A jornalista faz uso de uma expressão para separar esses dois momentos discursivos: “Agora, porém que a taça transbordou, ousamos levantar nossas debeis vozes pedindo-vos, repitamos: - reparação dos vossos erros e de vossas injustiças” (Anexo 3, linhas 72-74, grifo nosso). A marca dêitica do agora define a separação entre o passado e o presente reafirmando, a partir do presente, a possibilidade de as mulheres se inserirem na sociedade e reivindicarem seus direitos. Neste trecho, Senhorinha assume o pronome nós e, ao mesmo tempo em que fala de si, engloba a voz das demais mulheres de sua época. A expressão a taça transbordou indica que a situação de indiferença com as mulheres não podia mais continuar. Ela pode funcionar também como indício dessa nova realidade, como um marco indicador de que a partir de então (do momento da enunciação), o curso da sociedade será outro, caracterizado pela liberdade, pela abertura do ensino às mulheres e por sua consequente valorização enquanto educadora.

Notamos a oposição temática entre progresso e regresso, manifestada linguisticamente no trecho seguinte:

Innumeros exemplos a historia nos dá de que Deos tem concedido benevolo destino a muitos homens que forão educados por suas mãis, e debalde tentarão os retrogrados negar a influencia benéfica que

uma mãi sensivel sem fraqueza, e religiosa sem rigidez, tem exercido sobre o caracter de seus filhos (Anexo 2, linhas 1-4, grifo nosso)

Uma evidência do progresso é, portanto, reconhecer que a mãe é capaz de trazer bons ensinamentos aos seus filhos. Assim, são chamados de retrógrados aqueles que desconsideram essa influência. Percebemos novamente a inscrição do bem e do mal no discurso, uma vez que o destino benévolo é concedido aos homens que foram educados por suas mães, sendo esta afirmação acompanhada de sua oposição indireta de que os homens que não receberam a digna educação de suas mães não possuem um destino tão frutuoso.

A dualidade apresentada por Senhorinha em seu discurso conjuga com o racionalismo do pensamento cartesiano, que propõe, a partir da relação entre substância finita de um lado, e entre espírito e matéria do outro, a divisão de elementos que se opõem na configuração do universo. Em seu estudo sobre a historicidade e a compreensão sobre o corpo, Grosz esclarece o dualismo instituído por Descartes: “... é a suposição de que há duas substâncias distintas, mutuamente exclusivas e mutuamente exaustivas, a mente e o corpo, cada uma das quais habita seu próprio domínio

autocontido. Tomadas em conjunto, as duas tem características incompatíveis”

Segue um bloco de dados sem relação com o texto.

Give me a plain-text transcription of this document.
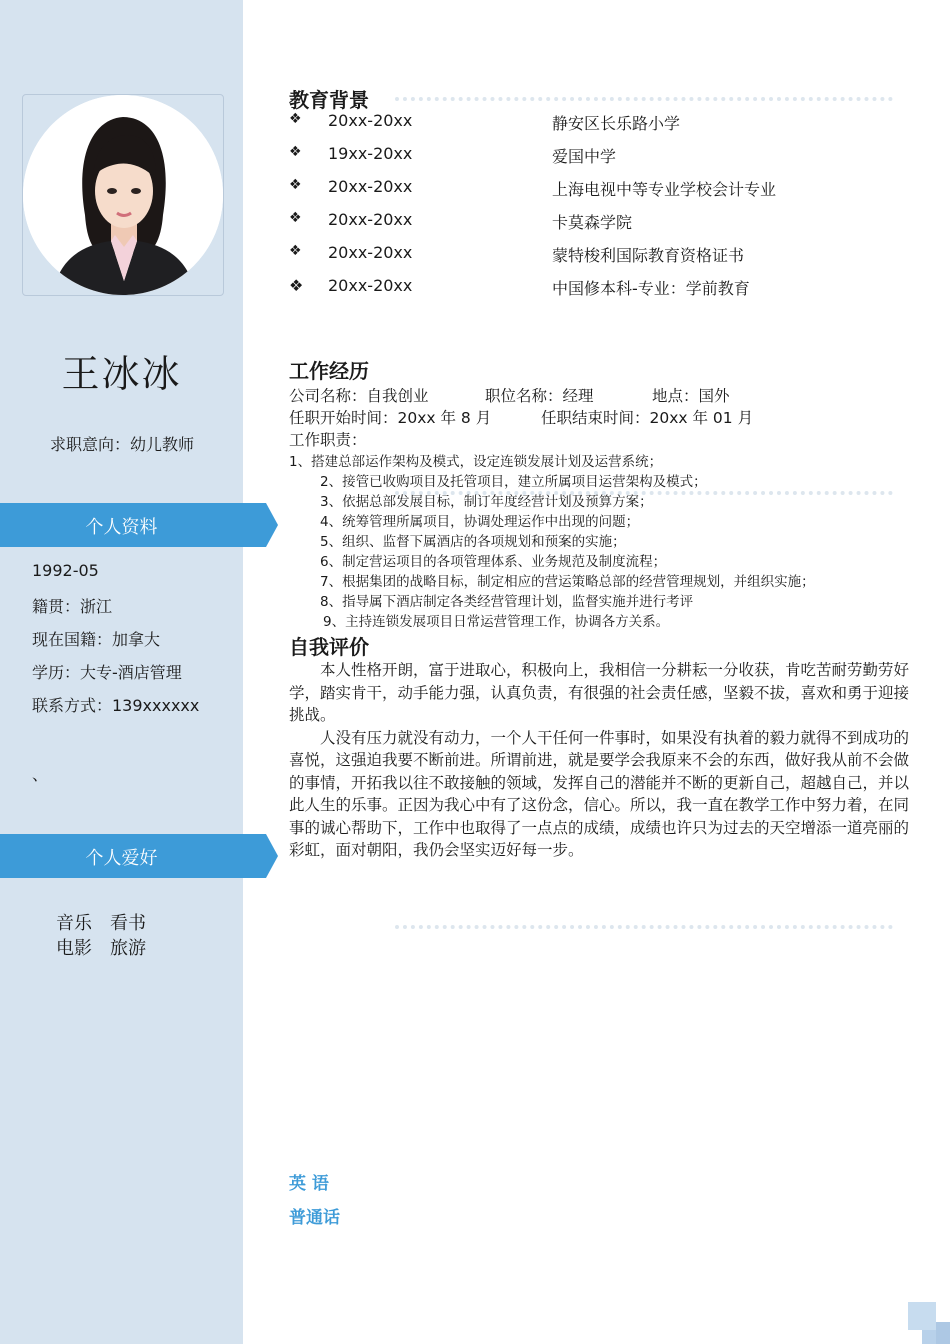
王冰冰
求职意向：幼儿教师
个人资料
1992-05
籍贯：浙江
现在国籍：加拿大
学历：大专-酒店管理
联系方式：139xxxxxx
、
个人爱好
音乐 看书
电影 旅游
教育背景
❖ 20xx-20xx	静安区长乐路小学
❖ 19xx-20xx	爱国中学
❖ 20xx-20xx	上海电视中等专业学校会计专业
❖ 20xx-20xx	卡莫森学院
❖ 20xx-20xx	蒙特梭利国际教育资格证书
❖ 20xx-20xx	中国修本科-专业：学前教育
工作经历
公司名称：自我创业	职位名称：经理	地点：国外
任职开始时间：20xx 年 8 月	任职结束时间：20xx 年 01 月
工作职责：
1、搭建总部运作架构及模式，设定连锁发展计划及运营系统；
2、接管已收购项目及托管项目，建立所属项目运营架构及模式；
3、依据总部发展目标，制订年度经营计划及预算方案；
4、统筹管理所属项目，协调处理运作中出现的问题；
5、组织、监督下属酒店的各项规划和预案的实施；
6、制定营运项目的各项管理体系、业务规范及制度流程；
7、根据集团的战略目标，制定相应的营运策略总部的经营管理规划，并组织实施；
8、指导属下酒店制定各类经营管理计划，监督实施并进行考评
9、主持连锁发展项目日常运营管理工作，协调各方关系。
自我评价

本人性格开朗，富于进取心，积极向上，我相信一分耕耘一分收获，肯吃苦耐劳勤劳好学，踏实肯干，动手能力强，认真负责，有很强的社会责任感，坚毅不拔，喜欢和勇于迎接挑战。

人没有压力就没有动力，一个人干任何一件事时，如果没有执着的毅力就得不到成功的喜悦，这强迫我要不断前进。所谓前进，就是要学会我原来不会的东西，做好我从前不会做的事情，开拓我以往不敢接触的领域，发挥自己的潜能并不断的更新自己，超越自己，并以此人生的乐事。正因为我心中有了这份念，信心。所以，我一直在教学工作中努力着，在同事的诚心帮助下，工作中也取得了一点点的成绩，成绩也许只为过去的天空增添一道亮丽的彩虹，面对朝阳，我仍会坚实迈好每一步。

英 语
普通话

(GROSZ, 2000, p.54). A ideia da dualidade corpo e mente (cartesianismo) parece ser recuperada no discurso dos editoriais da jornalista, através de outros elementos que se opõem: vício e virtude, mal e bem, velho e novo. Trata-se de mais uma evidência da proposta da racional emancipação feminina, pois Senhorinha ancora seu discurso no pensamento racionalista, progressista e cartesiano.